Seguimos al trote, trepamos la colina de la Constitución, entramos chirriando por Lammas Street, y el sastre seguía haciendo sonar el timbre de su bicicleta, mientras un perro corría aullando, delante de sus ruedas. Cuando entramos —clop, clop— en la calle adoquinada que conducía al puente del Towy, recordé los ruidosos viajes nocturnos del abuelo, aquellos viajes que sacudían la cama y estremecían las paredes, y en una visión recordé su chaleco rojo y su cabeza como remendada sonriendo a la luz de la vela. Delante de nosotros el sastre se volvió sobre el sillín, y la bicicleta trastabilló, patinando.

—¡Allá lo veo! —gritó.

El carricoche se zarandeó sobre el puente, y alcancé a ver al abuelo: los botones del chaleco brillaban al sol; tenía puestos los ajustados pantalones negros de los domingos y un sombrero alto y polvoriento que yo había visto en un arcón del desván, y llevaba una venerable maleta.

—¡Buenos días, Mr. Price! —saludó—. Y mister Griff, y Mr. Morgan, y Mr. Evans —y dirigiéndose a mí—: Buenos días, muchacho.

Mr. Griff le apuntó con su bastón de colores.

—¿Qué se cree usted que está haciendo en el puente de Carmarthen, en pleno mediodía —preguntó gravemente—, con su mejor chaleco y ese sombrero viejo?

Abuelo no contestó, pero inclinó su rostro hacia el viento del río, de modo que sus barbas empezaron a bailar y a moverse como si hablara, y se puso a observar los boteros que se movían como tortugas en la costa.

Mr. Griff alzó su mutilado poste de barbero.

—¿Y adonde cree que va —dijo— con su vieja maleta negra?

Abuelo dijo:

—Voy a Llangadock a que me entierren. —Y miró los botes que se deslizaban en el agua, y escuchó a las gaviotas que se quejaban sobre el río lleno de peces tan amargamente como se quejaba Mr. Price:

—¡Pero todavía no ha muerto, Dai Thomas!

Abuelo reflexionó durante un momento:

—No tiene sentido estar muerto en Llanstephan —dijo después—. El suelo es más cómodo en Llangadock; uno puede estirar las piernas sin meterlas en el mar.

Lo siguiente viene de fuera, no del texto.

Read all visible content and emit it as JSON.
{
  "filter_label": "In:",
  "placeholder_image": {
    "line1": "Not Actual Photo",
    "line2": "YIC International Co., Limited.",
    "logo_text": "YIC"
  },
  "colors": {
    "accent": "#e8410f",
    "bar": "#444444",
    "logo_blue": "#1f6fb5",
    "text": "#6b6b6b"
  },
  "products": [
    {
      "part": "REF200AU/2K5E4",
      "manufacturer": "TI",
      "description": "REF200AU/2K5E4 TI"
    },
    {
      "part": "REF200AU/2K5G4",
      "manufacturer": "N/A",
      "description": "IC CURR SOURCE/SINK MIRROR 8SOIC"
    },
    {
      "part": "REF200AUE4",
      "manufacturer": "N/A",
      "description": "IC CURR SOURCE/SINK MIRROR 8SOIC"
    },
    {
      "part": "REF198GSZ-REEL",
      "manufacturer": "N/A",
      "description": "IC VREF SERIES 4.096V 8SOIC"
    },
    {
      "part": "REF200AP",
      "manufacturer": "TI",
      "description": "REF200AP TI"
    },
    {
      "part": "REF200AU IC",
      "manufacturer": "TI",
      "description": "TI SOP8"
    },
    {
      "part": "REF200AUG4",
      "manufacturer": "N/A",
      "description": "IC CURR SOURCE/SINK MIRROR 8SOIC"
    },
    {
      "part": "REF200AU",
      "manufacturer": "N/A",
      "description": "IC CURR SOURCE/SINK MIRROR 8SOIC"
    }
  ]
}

Los vecinos se acercaron más a él.

—Usted no ha muerto, Mr. Thomas —dijeron.

—¿Cómo van a enterrarlo, entonces?

—Nadie piensa enterrarlo en Llanstephan.

—¡Vamos a casa, Mr. Thomas!

—Hay cerveza fuerte esta tarde.

—¡Y tortas!

Pero abuelo permanecía firme en el puente, aferrando la maleta contra su costado, mirando fijamente el río y el cielo como un profeta que no tiene dudas.